メルクオーテに甘え、俺に涙を見せていた少女が敵に向かう姿に、教えられたのだ。
「サクラ……」
思わず、彼女の名が声となってこぼれる。
今、俺達の目に映るサクラには、およそこどもっぽさというものがなかった。
だが、それは彼女にとって成長ではない。
さっきまでのサクラの言動は、ただのつよがりだった。
いや、勇気のある虚勢だった。
おそらく、メルクオーテもそう感じただろう。
もしかしたら、何人かは俺達と同じように、それを察することができたかもしれない。
そんなサクラの虚勢を聴いて――
「なるほどな」
――と、ヤシャルリアは声に出して頷き、口元を緩め笑った。
それは、相手を弄ぶような意図を感じさせない、今までとは明らかに違う笑み。
この時、サクラを見つめるヤシャルリアの眼差しに俺は覚えがあった。
以前、奴がヤサウェイに対して向けた眼差しと、それは同質のものだ。
相手を好敵手だと認め、ある種の敬意すら感じさせる仲間意識に近い敵意。
サクラは今、ヤシャルリアからとても奇妙な好意を向けられている。
「サクラ。

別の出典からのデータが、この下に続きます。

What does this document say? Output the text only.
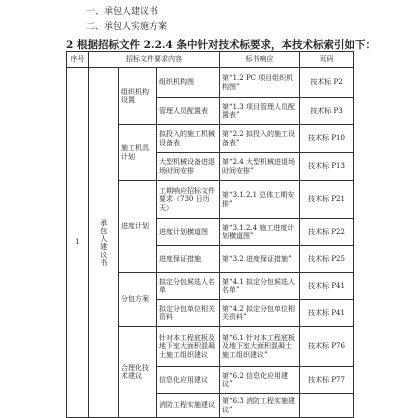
一、承包人建议书
二、承包人实施方案
2 根据招标文件 2.2.4 条中针对技术标要求，本技术标索引如下：
序号	招标文件要求内容			标书响应	页码
1	承包人建议书	组织机构设置	组织机构图	第“1.2 PC 项目组织机构图”	技术标 P2
			管理人员配置表	第“1.3 项目管理人员配置表”	技术标 P3
		施工机具计划	拟投入的施工机械设备表	第“2.2 拟投入的施工设备表”	技术标 P10
			大型机械设备进退场时间安排	第“2.4 大型机械进退场时间安排”	技术标 P13
		进度计划	工期响应招标文件要求（730 日历天）	第“3.1.2.1 总体工期安排”	技术标 P21
			进度计划横道图	第“3.1.2.4 施工进度计划横道图”	技术标 P22
			进度保证措施	第“3.2 进度保证措施”	技术标 P25
		分包方案	拟定分包候选人名单	第“4.1 拟定分包候选人名单”	技术标 P41
			拟定分包单位相关资料	第“4.2 拟定分包单位相关资料”	技术标 P41
		合理化技术建议	针对本工程底板及地下室大面积混凝土施工组织建议	第“6.1 针对本工程底板及地下室大面积混凝土施工组织建议”	技术标 P76
			信息化应用建议	第“6.2 信息化应用建议”	技术标 P77
			消防工程实施建议	第“6.3 消防工程实施建议”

お前は唾を飛ばすことができないと残念がっていたが……なかなかどうして、ずっとおもしろいことになったじゃないか。先程の啖呵が、口しか利けないお前にできた唯一という訳だ」
ヤシャルリアは歌うような軽い口調で告げた後、一度口を閉じた。
サクラを見つめたまま、奴は沈黙を楽しむように油断ならない笑みを浮かべる。
次にヤシャルリアが口を開いた時、その声は一切の軽薄さを聞く者に感じさせなかった。